Member of the South Australian Legislative Council
- In office 29 March 1941 – 9 November 1964
- Preceded by: Stanley Whitford
- Succeeded by: Don Banfield
- Constituency: Central District No. 1

Personal details
- Born: 11 August 1895 Manly, New South Wales, Australia
- Died: 9 November 1964 (aged 69) Adelaide, South Australia, Australia
- Party: Labor
- Other political affiliations: Lang Labor (1930s)
- Spouse: Mary Dineen ​(m. 1927)​
- Relatives: Doug Bardolph (brother)
- Occupation: Journalist

= Ken Bardolph =

Australian politician

Kenneth Edward Joseph Bardolph (11 August 1895 – 9 November 1964), mostly referred to as "K. E. Bardolph", was an Australian politician.

==Early life==
Henry Bardolph (ca.1854 – 22 June 1933) and Mary Bardolph (née Taggart) had five sons, and lived at Manly, New South Wales, where they ran a refreshment room or wine bar. They moved to Victoria, where two sons (Donald Francis Bardolph and Harold Travers Bardolph) died of pneumonic influenza within a few days of each other in the epidemic of 1919, aged 31 and 28 respectively. The family moved to Adelaide around 1919; Henry set up in business as building contractor, notably responsible for the Unley Oval grandstand. Their youngest son, (Clement Patrick) Charles Bardolph, died in Adelaide in September 1926 aged 29 years.

Ken was the second youngest. He was an architect and journalist before entering politics.

==Politics==
His elder brother Doug, with whom he was closely associated, was a prominent trade unionist. Ken was a member of the Federated Clerks' Union in 1928 when the Federated Confectioners' Association was persuaded to have him and brother Doug nominated to the Australian Labor Party (ALP) conference as candidates for Central No.1 seats at Legislative Council election. Neither was elected.

In January 1930 both brothers contested the ALP plebiscite to select candidates for the upcoming State elections. After a series of unsworn allegations of collusion and vote buying at the preselection ballot, a three-man committee of enquiry (Sampson, Burgess and Grealy) had both brothers sacked from the ALP; they formed the Lang Labor Party, a South Australian section of the Lang Labor movement, which attracted a sizeable following among workers disaffected with both major parties' response to the high and growing unemployment during the Great Depression. Lang Labor made a clean sweep of the three-member Adelaide electoral district in the House of Assembly in 1933.

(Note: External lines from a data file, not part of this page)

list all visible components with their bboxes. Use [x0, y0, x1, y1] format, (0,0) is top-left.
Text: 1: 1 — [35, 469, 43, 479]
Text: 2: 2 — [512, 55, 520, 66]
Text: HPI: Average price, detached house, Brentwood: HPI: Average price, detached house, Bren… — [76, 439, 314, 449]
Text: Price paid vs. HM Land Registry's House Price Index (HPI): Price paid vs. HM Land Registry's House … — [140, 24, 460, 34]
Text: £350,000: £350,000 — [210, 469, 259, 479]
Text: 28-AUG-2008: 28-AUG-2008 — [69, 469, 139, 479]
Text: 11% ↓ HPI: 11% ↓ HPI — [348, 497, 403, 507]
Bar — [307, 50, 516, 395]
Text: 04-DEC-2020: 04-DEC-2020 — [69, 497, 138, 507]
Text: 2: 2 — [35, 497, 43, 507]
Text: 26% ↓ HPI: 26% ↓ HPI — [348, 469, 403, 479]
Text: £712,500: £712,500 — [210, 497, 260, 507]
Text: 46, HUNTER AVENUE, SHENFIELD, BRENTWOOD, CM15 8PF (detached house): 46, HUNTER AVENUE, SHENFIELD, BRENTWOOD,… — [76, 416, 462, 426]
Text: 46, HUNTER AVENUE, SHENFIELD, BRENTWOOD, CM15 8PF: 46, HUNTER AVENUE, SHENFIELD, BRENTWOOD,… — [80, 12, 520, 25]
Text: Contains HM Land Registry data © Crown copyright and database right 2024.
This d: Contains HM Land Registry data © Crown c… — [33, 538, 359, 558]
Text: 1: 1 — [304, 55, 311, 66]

Bardolph was the proprietor of Labour Weekly, a Lang Labor newspaper. In 1932, following Lang's dismissal, he sued the New South Wales state government for breach of contract when it rescinded an advertising contract for the NSW Government Tourism Bureau that Lang had authorised. The case found its way to the High Court, which in Bardolph v New South Wales ruled in favour of Bardolph and established the principle that explicit statute law was not necessary for the state government to enter into contracts and expend funds.

In an effort to reclaim members lost to Lang Labor and the Parliamentary Labor Party, the ALP rescinded all expulsions in 1934. Eventually, in 1941, Ken was elected to a Central District No. 1 seat on the Legislative Council, which he retained until his death.

In 1946, by a narrow margin, he was sacked from the Trades and Labor Council on the grounds he was not a bona fide organiser of the Confectioners' Union. This despite the fact he had been delegate of the Council over many years and its president for two years.

==Family==
On 29 March 1927 he married Mary Josephine "Mollie" Dineen; their children were Donald, June, Ann, Helen, Kenneth, Marie, and Therese.

His older brother Doug was the member for Adelaide in the House of Assembly from 1933 until 1944. His other brothers were Donald Francis Bardolph (ca.1887 – January 1919), Harold Travers Bardolph (ca.1890 – 28 January 1919), and (Clement Patrick) Charles Bardolph (ca.1897 – September 1926).